Cent et Une Nuits (les)
(mi'at layla wa layla)
Recueil de « contes » arabes.
L'histoire de cet ouvrage est un mystère. D'abord, son récit-cadre, récit qui englobe tous les autres et qui a pour héroïne la fameuse Schéhérazade (Chahrazad en arabe), est similaire à celui des Mille et Une Nuits et serait même plus ancien. Ensuite, les histoires qui y sont racontées, une vingtaine environ, diffèrent, à deux exceptions près (le Cheval d'ébène et les Sept Vizirs), de ce qu'on trouve dans les Mille et Une Nuits. Enfin, alors que les Mille et Une Nuits proviennent de Syrie et d'Égypte, les Cent et Une Nuits, elles, proviennent essentiellement des pays du Maghreb. Cela dit, l'esprit qui anime les deux textes est le même, et la lecture de l'un compléterait utilement l'autre et permettrait d'apprécier la littérature arabe moyenne des XVe-XVIIIe siècles à laquelle ils appartiennent tous les deux.

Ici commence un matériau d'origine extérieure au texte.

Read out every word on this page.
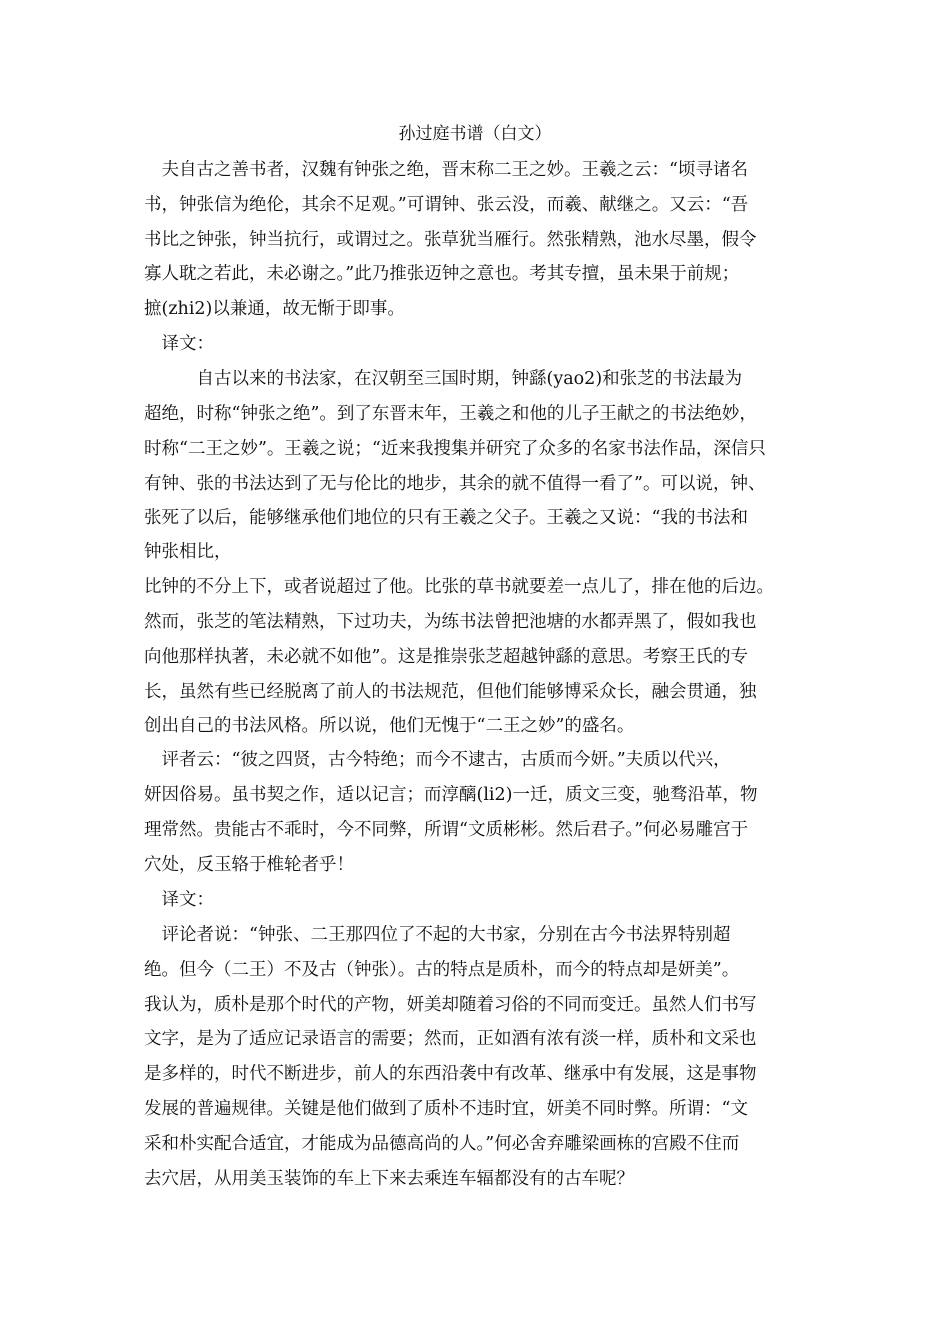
孙过庭书谱（白文）
　夫自古之善书者，汉魏有钟张之绝，晋末称二王之妙。王羲之云：“顷寻诸名
书，钟张信为绝伦，其余不足观。”可谓钟、张云没，而羲、献继之。又云：“吾
书比之钟张，钟当抗行，或谓过之。张草犹当雁行。然张精熟，池水尽墨，假令
寡人耽之若此，未必谢之。”此乃推张迈钟之意也。考其专擅，虽未果于前规；
摭(zhi2)以兼通，故无惭于即事。
　译文：
　　　自古以来的书法家，在汉朝至三国时期，钟繇(yao2)和张芝的书法最为
超绝，时称“钟张之绝”。到了东晋末年，王羲之和他的儿子王献之的书法绝妙，
时称“二王之妙”。王羲之说；“近来我搜集并研究了众多的名家书法作品，深信只
有钟、张的书法达到了无与伦比的地步，其余的就不值得一看了”。可以说，钟、
张死了以后，能够继承他们地位的只有王羲之父子。王羲之又说：“我的书法和
钟张相比，
比钟的不分上下，或者说超过了他。比张的草书就要差一点儿了，排在他的后边。
然而，张芝的笔法精熟，下过功夫，为练书法曾把池塘的水都弄黑了，假如我也
向他那样执著，未必就不如他”。这是推崇张芝超越钟繇的意思。考察王氏的专
长，虽然有些已经脱离了前人的书法规范，但他们能够博采众长，融会贯通，独
创出自己的书法风格。所以说，他们无愧于“二王之妙”的盛名。
　评者云：“彼之四贤，古今特绝；而今不逮古，古质而今妍。”夫质以代兴，
妍因俗易。虽书契之作，适以记言；而淳醨(li2)一迁，质文三变，驰骛沿革，物
理常然。贵能古不乖时，今不同弊，所谓“文质彬彬。然后君子。”何必易雕宫于
穴处，反玉辂于椎轮者乎！
　译文：
　评论者说：“钟张、二王那四位了不起的大书家，分别在古今书法界特别超
绝。但今（二王）不及古（钟张）。古的特点是质朴，而今的特点却是妍美”。
我认为，质朴是那个时代的产物，妍美却随着习俗的不同而变迁。虽然人们书写
文字，是为了适应记录语言的需要；然而，正如酒有浓有淡一样，质朴和文采也
是多样的，时代不断进步，前人的东西沿袭中有改革、继承中有发展，这是事物
发展的普遍规律。关键是他们做到了质朴不违时宜，妍美不同时弊。所谓：“文
采和朴实配合适宜，才能成为品德高尚的人。”何必舍弃雕梁画栋的宫殿不住而
去穴居，从用美玉装饰的车上下来去乘连车辐都没有的古车呢？
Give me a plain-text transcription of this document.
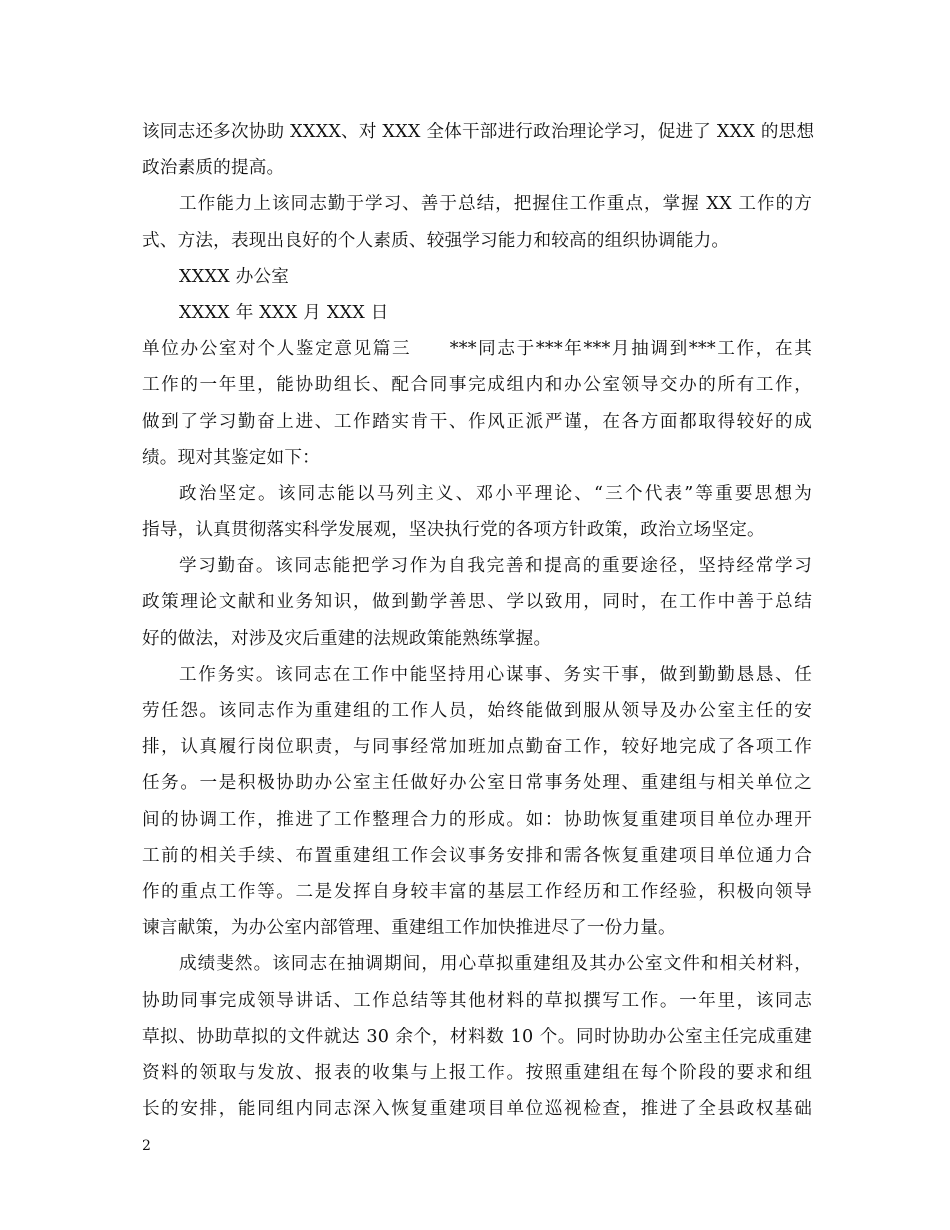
该同志还多次协助 XXXX、对 XXX 全体干部进行政治理论学习，促进了 XXX 的思想
政治素质的提高。
工作能力上该同志勤于学习、善于总结，把握住工作重点，掌握 XX 工作的方
式、方法，表现出良好的个人素质、较强学习能力和较高的组织协调能力。
XXXX 办公室
XXXX 年 XXX 月 XXX 日
单位办公室对个人鉴定意见篇三　　***同志于***年***月抽调到***工作，在其
工作的一年里，能协助组长、配合同事完成组内和办公室领导交办的所有工作，
做到了学习勤奋上进、工作踏实肯干、作风正派严谨，在各方面都取得较好的成
绩。现对其鉴定如下：
政治坚定。该同志能以马列主义、邓小平理论、“三个代表”等重要思想为
指导，认真贯彻落实科学发展观，坚决执行党的各项方针政策，政治立场坚定。
学习勤奋。该同志能把学习作为自我完善和提高的重要途径，坚持经常学习
政策理论文献和业务知识，做到勤学善思、学以致用，同时，在工作中善于总结
好的做法，对涉及灾后重建的法规政策能熟练掌握。
工作务实。该同志在工作中能坚持用心谋事、务实干事，做到勤勤恳恳、任
劳任怨。该同志作为重建组的工作人员，始终能做到服从领导及办公室主任的安
排，认真履行岗位职责，与同事经常加班加点勤奋工作，较好地完成了各项工作
任务。一是积极协助办公室主任做好办公室日常事务处理、重建组与相关单位之
间的协调工作，推进了工作整理合力的形成。如：协助恢复重建项目单位办理开
工前的相关手续、布置重建组工作会议事务安排和需各恢复重建项目单位通力合
作的重点工作等。二是发挥自身较丰富的基层工作经历和工作经验，积极向领导
谏言献策，为办公室内部管理、重建组工作加快推进尽了一份力量。
成绩斐然。该同志在抽调期间，用心草拟重建组及其办公室文件和相关材料，
协助同事完成领导讲话、工作总结等其他材料的草拟撰写工作。一年里，该同志
草拟、协助草拟的文件就达 30 余个，材料数 10 个。同时协助办公室主任完成重建
资料的领取与发放、报表的收集与上报工作。按照重建组在每个阶段的要求和组
长的安排，能同组内同志深入恢复重建项目单位巡视检查，推进了全县政权基础
2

Cent Fleurs (campagne des)
Campagne lancée par Mao Zedong en février 1957 et résumée par le slogan : « Que cent fleurs s'épanouissent, que cent écoles rivalisent ».
Elle devait définir la nouvelle politique à l'égard des intellectuels et des artistes : diversité, liberté de création et de critique. Cette « libéralisation » déchaîna des critiques inattendues. Afin de couper court à ces dures attaques contre le P.C.C., commença peu après une sévère campagne de « rectification antidroitière » dont furent victimes nombre d'écrivains (Ai Qing, Ding Ling, Liu Binyan, Wang Meng...), soumis à une rééducation brutale, privés du droit et de la possibilité d'écrire.

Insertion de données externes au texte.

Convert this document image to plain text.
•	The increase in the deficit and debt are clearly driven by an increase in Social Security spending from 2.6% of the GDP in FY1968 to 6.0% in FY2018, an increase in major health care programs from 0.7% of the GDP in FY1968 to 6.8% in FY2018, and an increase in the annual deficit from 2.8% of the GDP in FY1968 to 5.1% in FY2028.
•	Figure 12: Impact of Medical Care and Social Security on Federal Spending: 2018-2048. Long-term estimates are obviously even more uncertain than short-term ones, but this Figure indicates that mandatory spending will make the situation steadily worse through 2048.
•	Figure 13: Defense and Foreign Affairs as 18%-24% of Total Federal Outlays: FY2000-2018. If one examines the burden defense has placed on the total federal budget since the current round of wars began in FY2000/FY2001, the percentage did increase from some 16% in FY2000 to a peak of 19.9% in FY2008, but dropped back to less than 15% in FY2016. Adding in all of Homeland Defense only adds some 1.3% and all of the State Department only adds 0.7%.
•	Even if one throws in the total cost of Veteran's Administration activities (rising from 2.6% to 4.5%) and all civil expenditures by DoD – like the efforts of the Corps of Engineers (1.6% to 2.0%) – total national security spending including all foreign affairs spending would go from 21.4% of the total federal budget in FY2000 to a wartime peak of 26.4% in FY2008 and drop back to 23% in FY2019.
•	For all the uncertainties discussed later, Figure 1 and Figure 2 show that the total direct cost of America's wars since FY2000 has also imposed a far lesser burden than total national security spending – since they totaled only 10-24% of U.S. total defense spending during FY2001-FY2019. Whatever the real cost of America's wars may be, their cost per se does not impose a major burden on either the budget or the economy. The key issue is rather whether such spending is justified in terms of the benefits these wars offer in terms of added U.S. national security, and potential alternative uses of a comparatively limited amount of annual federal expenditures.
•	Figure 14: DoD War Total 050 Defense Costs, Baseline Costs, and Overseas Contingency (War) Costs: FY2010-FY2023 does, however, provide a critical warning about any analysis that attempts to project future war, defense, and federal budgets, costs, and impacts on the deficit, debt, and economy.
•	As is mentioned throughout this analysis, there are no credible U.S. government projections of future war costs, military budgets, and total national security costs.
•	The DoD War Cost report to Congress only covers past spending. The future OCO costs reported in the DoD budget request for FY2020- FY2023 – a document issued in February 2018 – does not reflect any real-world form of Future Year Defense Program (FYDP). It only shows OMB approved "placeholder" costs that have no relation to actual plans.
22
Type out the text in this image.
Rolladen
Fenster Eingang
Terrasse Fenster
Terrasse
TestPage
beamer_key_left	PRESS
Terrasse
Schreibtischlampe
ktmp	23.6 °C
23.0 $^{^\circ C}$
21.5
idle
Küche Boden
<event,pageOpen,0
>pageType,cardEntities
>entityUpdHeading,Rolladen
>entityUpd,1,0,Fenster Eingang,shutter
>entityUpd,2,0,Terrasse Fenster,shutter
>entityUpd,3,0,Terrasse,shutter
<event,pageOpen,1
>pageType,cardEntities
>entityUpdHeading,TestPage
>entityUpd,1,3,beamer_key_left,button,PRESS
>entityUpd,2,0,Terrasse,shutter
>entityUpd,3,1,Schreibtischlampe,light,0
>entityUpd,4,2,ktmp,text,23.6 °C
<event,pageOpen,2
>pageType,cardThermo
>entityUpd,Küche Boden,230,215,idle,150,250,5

Cent Nouvelles Nouvelles (les)
Recueil d'histoires libertines (1456-1467).
Les narrateurs appartiennent à l'entourage du duc de Bourgogne, Philippe le Bon, et du dauphin de France, Louis (futur Louis XI). Le duc conte la première histoire, relayé ensuite par une trentaine de narrateurs. En réalité, l'ensemble du recueil, dont le modèle explicite est le Décameron de Boccace, est de la main d'un seul écrivain qui a été identifié, sans doute à tort, comme Antoine de la Sale (auteur de la 50e nouvelle). Reprenant des schémas existant, dont ceux des fabliaux, ou bien empruntant aux Italiens (Facéties du Pogge), les intrigues sont souvent construites sur un bon mot. Le recueil rapporte les ruses mises en œuvre par les femmes et les séducteurs, sur le mode du pittoresque et de la fantaisie qui relèvent moins d'une influence oralisante et bourgeoise que d'un exercice littéraire très prisé au sein de l'aristocratie. Il connut des éditions successives et inspira maints nouvellistes.
Cerami (Vincenzo)
Écrivain italien (Rome 1940).
Ses romans, qui décrivent la monstruosité de la société, se rattachent à l'œuvre de Pasolini (Un bourgeois tout petit petit, 1976 ; le Mal d'amour, 1988). Cerami a beaucoup écrit pour le théâtre et le cinéma, collaborant notamment avec Pasolini et Benigni (La vie est belle, 1998).
Cernuda (Luis)
Poète espagnol (Séville 1902 – Mexico 1963).
Influencé par le surréalisme, se réclamant de Keats et de Hölderlin, exilé dès 1938, il exprime son angoisse devant l'impossible communion humaine à travers son œuvre poétique, réunie en un recueil, la Réalité et le Désir (1924-1963). Auteur d'essais sur le lyrisme espagnol et étranger, il est, dans la génération de 1927, le poète par excellence de la solitude et du déchirement (la Désolation de la chimère, 1956-1962).
Černý (Václav)
Critique littéraire tchèque (Prague 1905 – id. 1987).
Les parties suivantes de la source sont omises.